Expression of the desmosome-related molecule periplakin is associated with advanced stage and poor prognosis of esophageal squamous cell carcinoma

Authors: Kazuhiko Yamada, Teruki Hagiwara, Fumika Inazuka, Takuhito Sezaki, Toru Igari, Chizu Yokoi, Kyoko Nohara, Satoshi Yamashita, Taeko Dohi, Yuki I. Kawamura

Abstract

Background: Our previous report showed that periplakin (PPL), a member of the plakin family of proteins, was expressed in all the normal esophageal squamous cells, except the Ki67+ basal cell layer; however, PPL-negative cells were observed in esophageal squamous cell carcinoma (ESCC) tissue samples and the proportion of PPL-positive areas in tumors showed considerable variation.

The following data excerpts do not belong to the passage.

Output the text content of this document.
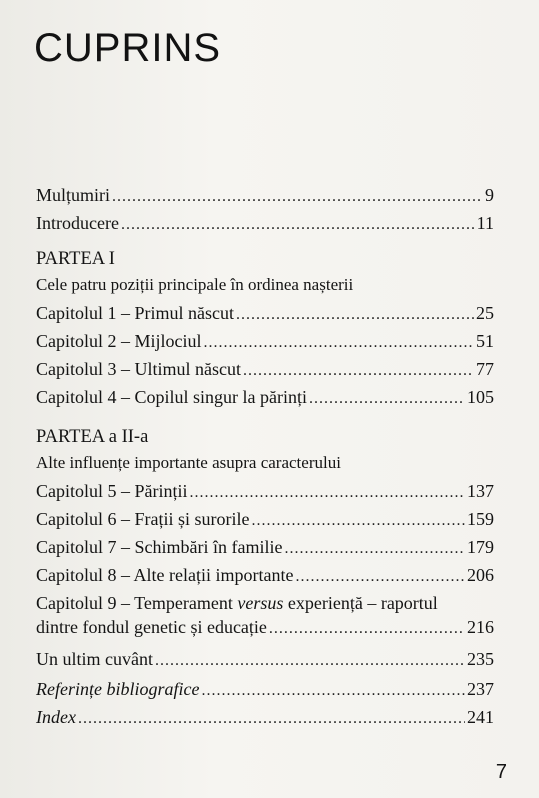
CUPRINS
Mulțumiri .....	9
Introducere .....	11
PARTEA I
Cele patru poziții principale în ordinea nașterii
Capitolul 1 – Primul născut .....	25
Capitolul 2 – Mijlociul .....	51
Capitolul 3 – Ultimul născut .....	77
Capitolul 4 – Copilul singur la părinți .....	105
PARTEA a II-a
Alte influențe importante asupra caracterului
Capitolul 5 – Părinții .....	137
Capitolul 6 – Frații și surorile .....	159
Capitolul 7 – Schimbări în familie .....	179
Capitolul 8 – Alte relații importante .....	206
Capitolul 9 – Temperament versus experiență – raportul
dintre fondul genetic și educație .....	216
Un ultim cuvânt .....	235
Referințe bibliografice .....	237
Index .....	241
7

In this study, we analyzed the relationships between PPL expression in tumors and the clinicopathological features of ESCC. Methods: PPL expression was evaluated by immunostaining ESCC samples from 70 patients who underwent surgery and we classified the samples into PPL-negative and PPL-positive groups based on the proportion of PPL-positive areas in tumors, and the relationships among PPL expression, clinical features, and the ESCC prognosis were analyzed. ESCC cell line KYSE270 cells were stably transfected with the PPL expression vector and their growth was assessed by colony formation assay and subcutaneous xenografts in athymic mice. Results: As found in our previous study, decreased PPL staining intensity was observed in all of the cancer tissues analyzed, compared with that observed in paired normal esophageal mucosae; however, the PPL-positive group (the percentage of PPL-positive tumor cells was >20% on immunostaining) exhibited positive associations with the pT classification (larger primary tumor) (P=0.029), pN classification (lymph node metastasis) (P=0.0462), and advanced stages of cancer (P=0.0253). High PPL expression was observed in all of 26 lymph node metastases analyzed. Furthermore, patients with PPL-positive tumors showed poor postoperative prognosis compared to those with PPL-negative ones. Forced expression of PPL in the KYSE270 ESCC cell line induced a stratified structure and colony formation. In addition, PPL-transfected cells formed larger tumors in nude mice than mock-transfected cells, suggesting that relatively high PPL expression in tumors may facilitate cell-cell adhesion by desmosome formation and eventual cell growth in vivo. Conclusions: PPL expression was generally reduced in ESCC compared with paired non-cancer tissue; however, relatively high levels of PPL expression in tumors correlated with tumor progression, lymph node metastasis, advanced stage cancer, and a poor prognosis.